If the computation time is much higher than the communication time, a batch_size will be more efficient.

If computation time is much higher than the communication time, won't the overhead of batching be negligible anyway? Perhaps I'm missing a nuance here...

Also, the default behavior shouldn't do anything surprising. In case the user wants to optimize for the other case (where batching makes sense), he can either opt for :auto (which we need to explain) or specify a batch size.

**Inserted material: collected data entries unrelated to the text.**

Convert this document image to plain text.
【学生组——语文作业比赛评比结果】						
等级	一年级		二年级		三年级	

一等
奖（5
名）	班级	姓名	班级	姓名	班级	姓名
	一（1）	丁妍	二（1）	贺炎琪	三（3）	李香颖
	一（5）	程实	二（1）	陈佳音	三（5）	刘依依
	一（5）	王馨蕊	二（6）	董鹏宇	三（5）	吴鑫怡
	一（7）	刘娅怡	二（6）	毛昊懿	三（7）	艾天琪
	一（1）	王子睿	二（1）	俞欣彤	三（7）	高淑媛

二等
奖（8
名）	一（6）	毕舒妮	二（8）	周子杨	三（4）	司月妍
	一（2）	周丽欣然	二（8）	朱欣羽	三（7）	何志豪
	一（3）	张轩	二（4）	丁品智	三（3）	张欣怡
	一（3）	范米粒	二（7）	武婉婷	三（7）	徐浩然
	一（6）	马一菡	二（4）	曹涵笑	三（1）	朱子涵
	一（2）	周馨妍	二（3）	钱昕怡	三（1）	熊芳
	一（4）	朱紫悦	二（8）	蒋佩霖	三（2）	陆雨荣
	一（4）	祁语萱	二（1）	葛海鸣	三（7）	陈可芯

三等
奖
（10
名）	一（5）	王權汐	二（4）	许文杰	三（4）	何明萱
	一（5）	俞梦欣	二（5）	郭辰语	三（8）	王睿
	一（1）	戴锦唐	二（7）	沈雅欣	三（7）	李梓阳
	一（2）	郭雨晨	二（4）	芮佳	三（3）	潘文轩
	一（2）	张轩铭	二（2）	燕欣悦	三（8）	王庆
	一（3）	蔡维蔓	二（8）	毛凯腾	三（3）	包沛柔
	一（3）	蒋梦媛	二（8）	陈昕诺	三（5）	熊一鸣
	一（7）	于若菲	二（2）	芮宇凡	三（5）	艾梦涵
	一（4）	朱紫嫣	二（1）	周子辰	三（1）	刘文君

It seems to me that the current behaviour (auto batching) won't be surprising because it should be completely invisible to the user. The results are always returned in order in a single collection. (If there is a use-case where the auto batching has surprising results, we should adjust the auto-batching algorithm.)

The batching behaviour was added based on your suggestion that "having pmap processes chunks of the list at a time will reduce network roundtrips". My feeling is that if you are not comfortable with having batching as a default pmap behaviour, perhaps we should just ask the users who do want batching to do flatten(pmap(b->asyncmap(f, b), batchsplit(c))).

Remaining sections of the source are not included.